The cake looks delicious! I haven't seen any of those little brightly coloured speckley eggs this year…… Happy Easter! x
Jean says
What a speggtacularly beautiful cake!
You really are a genius and your blog is a total joy to read. Happy Easter xx
Karen S Booth says
A BIG FAT BUNDT Blog Birthday Dom and THANKS for adding such a FAB cake to Tea Time Treats too! LOVE it to pieces! Karen xxxx
Mark Willis says
Ah, now I know why there is a national shortage of mini-eggs!!
Baking Addict says
Happy blogiversary! 5 years is a great acheivement and I feel the same about you about the long weekend. Love bundt cakes and this one looks magnificent especially with the lovely green icing.
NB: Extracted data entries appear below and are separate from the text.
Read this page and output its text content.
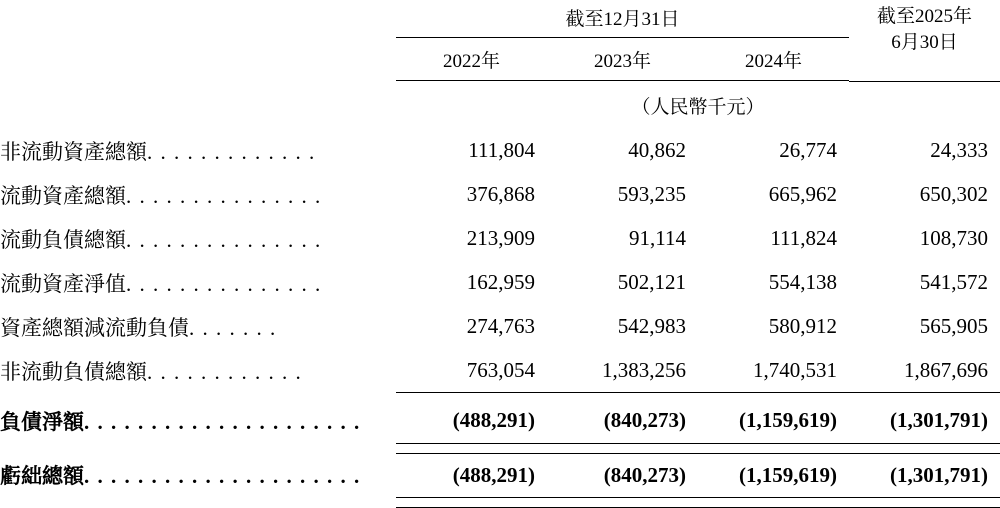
	截至12月31日			截至2025年
6月30日
	2022年	2023年	2024年	

	（人民幣千元）			
非流動資產總額. . . . . . . . . . . . .	111,804	40,862	26,774	24,333
流動資產總額. . . . . . . . . . . . . . .	376,868	593,235	665,962	650,302
流動負債總額. . . . . . . . . . . . . . .	213,909	91,114	111,824	108,730
流動資產淨值. . . . . . . . . . . . . . .	162,959	502,121	554,138	541,572
資產總額減流動負債. . . . . . .	274,763	542,983	580,912	565,905
非流動負債總額. . . . . . . . . . . .	763,054	1,383,256	1,740,531	1,867,696

負債淨額. . . . . . . . . . . . . . . . . . . . .	(488,291)	(840,273)	(1,159,619)	(1,301,791)

虧絀總額. . . . . . . . . . . . . . . . . . . . .	(488,291)	(840,273)	(1,159,619)	(1,301,791)
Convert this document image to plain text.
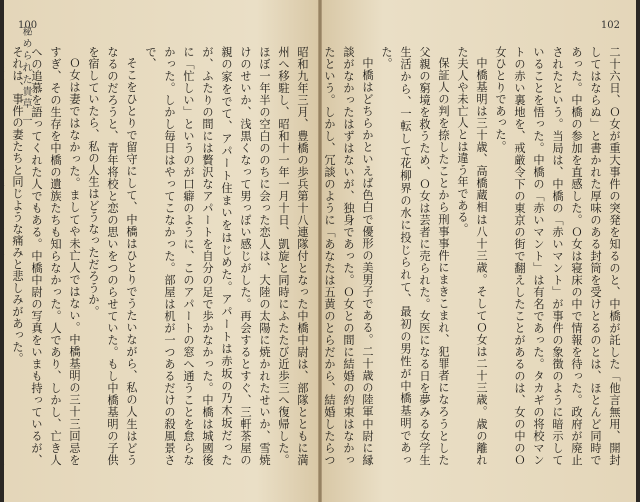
100
秘められた貴草 一	昭和九年三月、豊橋の歩兵第十八連隊付となった中橋中尉は、部隊とともに満州へ移駐し、昭和十一年一月十日、凱旋と同時にふたたび近歩三へ復帰した。ほぼ一年半の空白ののちに会った恋人は、大陸の太陽に焼かれたせいか、雪焼けのせいか、浅黒くなって男っぽい感じがした。再会するとすぐ、三軒茶屋の親の家をでて、アパート住まいをはじめた。アパートは赤坂の乃木坂だったが、ふたりの間には贅沢なアパートを自分の足で歩かなかった。中橋は城國後に「忙しい」というのが口癖のように、このアパートの窓へ通うことを怠らなかった。しかし毎日はやってこなかった。部屋は机が一つあるだけの殺風景さで、

そこをひとりで留守にして、中橋はひとりでうたいながら、私の人生はどうなるのだろうと、青年将校と恋の思いをつのらせていた。もし中橋基明の子供を宿していたら、私の人生はどうなっただろうか。

Ｏ女は妻ではなかった。ましてや未亡人ではない。中橋基明の三十三回忌をすぎ、その生存を中橋の遺族たちも知らなかった。人であり、しかし、亡き人への追慕を語ってくれた人でもある。中橋中尉の写真をいまも持っているが、それは、事件の妻たちと同じような痛みと悲しみがあった。

102

二十六日、Ｏ女が重大事件の突発を知るのと、中橋が託した「他言無用、開封してはならぬ」と書かれた厚味のある封筒を受けとるのとは、ほとんど同時であった。中橋の参加を直感した。Ｏ女は寝床の中で情報を待った。政府が廃止されたという。当局は、中橋の「赤いマント」が事件の象徴のように暗示していることを悟った。中橋の「赤いマント」は有名であった。タカギの将校マントの赤い裏地を、戒厳令下の東京の街で翻えしたことがあるのは、女の中のＯ女ひとりであった。

中橋基明は三十歳、高橋蔵相は八十三歳。そしてＯ女は二十三歳。歳の離れた夫人や未亡人とは違う年である。

保証人の判を捺したことから刑事事件にまきこまれ、犯罪者になろうとした父親の窮境を救うため、Ｏ女は芸者に売られた。女医になる日を夢みる女学生生活から、一転して花柳界の水に投じられて、最初の男性が中橋基明であった。

中橋はどちらかといえば色白で優形の美男子である。二十歳の陸軍中尉に縁談がなかったはずはないが、独身であった。Ｏ女との間に結婚の約束はなかったという。しかし、冗談のように「あなたは五黄のとらだから、結婚したらつ
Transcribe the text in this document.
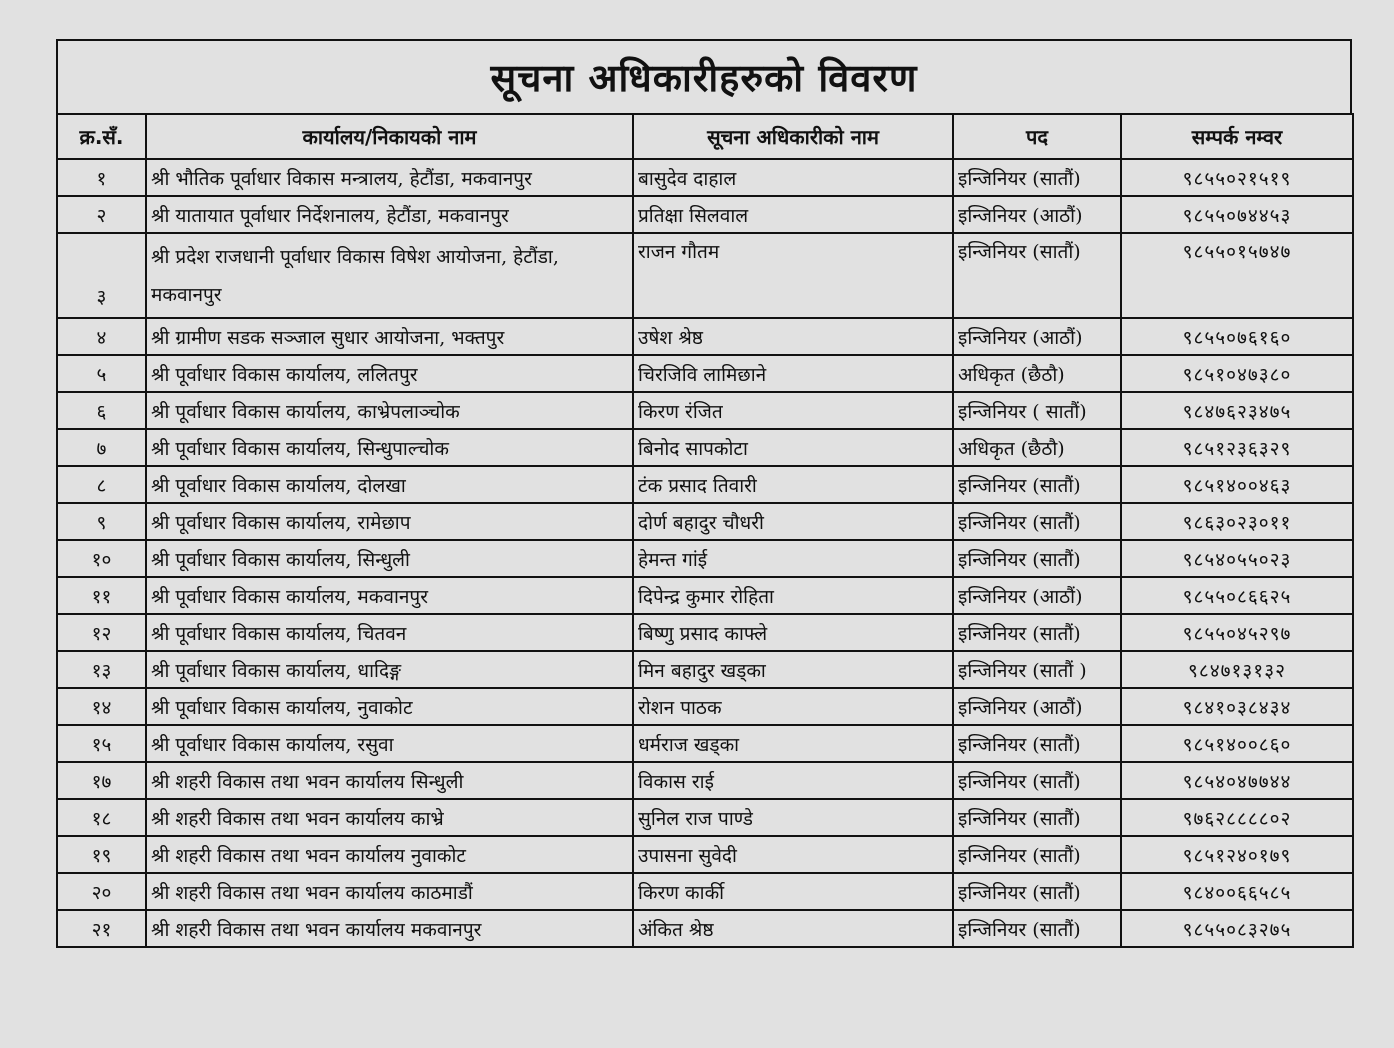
सूचना अधिकारीहरुको विवरण
क्र.सँ.	कार्यालय/निकायको नाम	सूचना अधिकारीको नाम	पद	सम्पर्क नम्वर
१	श्री भौतिक पूर्वाधार विकास मन्त्रालय, हेटौंडा, मकवानपुर	बासुदेव दाहाल	इन्जिनियर (सातौं)	९८५५०२१५१९
२	श्री यातायात पूर्वाधार निर्देशनालय, हेटौंडा, मकवानपुर	प्रतिक्षा सिलवाल	इन्जिनियर (आठौं)	९८५५०७४४५३
३	श्री प्रदेश राजधानी पूर्वाधार विकास विषेश आयोजना, हेटौंडा, मकवानपुर	राजन गौतम	इन्जिनियर (सातौं)	९८५५०१५७४७
४	श्री ग्रामीण सडक सञ्जाल सुधार आयोजना, भक्तपुर	उषेश श्रेष्ठ	इन्जिनियर (आठौं)	९८५५०७६१६०
५	श्री पूर्वाधार विकास कार्यालय, ललितपुर	चिरजिवि लामिछाने	अधिकृत (छैठौ)	९८५१०४७३८०
६	श्री पूर्वाधार विकास कार्यालय, काभ्रेपलाञ्चोक	किरण रंजित	इन्जिनियर ( सातौं)	९८४७६२३४७५
७	श्री पूर्वाधार विकास कार्यालय, सिन्धुपाल्चोक	बिनोद सापकोटा	अधिकृत (छैठौ)	९८५१२३६३२९
८	श्री पूर्वाधार विकास कार्यालय, दोलखा	टंक प्रसाद तिवारी	इन्जिनियर (सातौं)	९८५१४००४६३
९	श्री पूर्वाधार विकास कार्यालय, रामेछाप	दोर्ण बहादुर चौधरी	इन्जिनियर (सातौं)	९८६३०२३०११
१०	श्री पूर्वाधार विकास कार्यालय, सिन्धुली	हेमन्त गांई	इन्जिनियर (सातौं)	९८५४०५५०२३
११	श्री पूर्वाधार विकास कार्यालय, मकवानपुर	दिपेन्द्र कुमार रोहिता	इन्जिनियर (आठौं)	९८५५०८६६२५
१२	श्री पूर्वाधार विकास कार्यालय, चितवन	बिष्णु प्रसाद काफ्ले	इन्जिनियर (सातौं)	९८५५०४५२९७
१३	श्री पूर्वाधार विकास कार्यालय, धादिङ्ग	मिन बहादुर खड्का	इन्जिनियर (सातौं )	९८४७१३१३२
१४	श्री पूर्वाधार विकास कार्यालय, नुवाकोट	रोशन पाठक	इन्जिनियर (आठौं)	९८४१०३८४३४
१५	श्री पूर्वाधार विकास कार्यालय, रसुवा	धर्मराज खड्का	इन्जिनियर (सातौं)	९८५१४००८६०
१७	श्री शहरी विकास तथा भवन कार्यालय सिन्धुली	विकास राई	इन्जिनियर (सातौं)	९८५४०४७७४४
१८	श्री शहरी विकास तथा भवन कार्यालय काभ्रे	सुनिल राज पाण्डे	इन्जिनियर (सातौं)	९७६२८८८८०२
१९	श्री शहरी विकास तथा भवन कार्यालय नुवाकोट	उपासना सुवेदी	इन्जिनियर (सातौं)	९८५१२४०१७९
२०	श्री शहरी विकास तथा भवन कार्यालय काठमाडौं	किरण कार्की	इन्जिनियर (सातौं)	९८४००६६५८५
२१	श्री शहरी विकास तथा भवन कार्यालय मकवानपुर	अंकित श्रेष्ठ	इन्जिनियर (सातौं)	९८५५०८३२७५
Thanks for entering AlphaBakes.
Suelle says
Happy blogiversary! What a great looking cake to celebrate with! Love the speckled effect, even if it does look green rather than blue on my computer.
From Beyond My Kitchen Window says
Time sure passes quickly. The cake and speckled eggs are perfect for Easter.
Magnolia Verandah says
This looks nice and eastern. Considered making this for Easter but ran out of time, still on my list though.
Magnolia Verandah says
Oh forgot to say ….happy birthday!
Magnolia Verandah says
Eastern! should have been EASTERY!
Caroline Muspratt says
This is so pretty! Thanks for sharing with Alphabakes.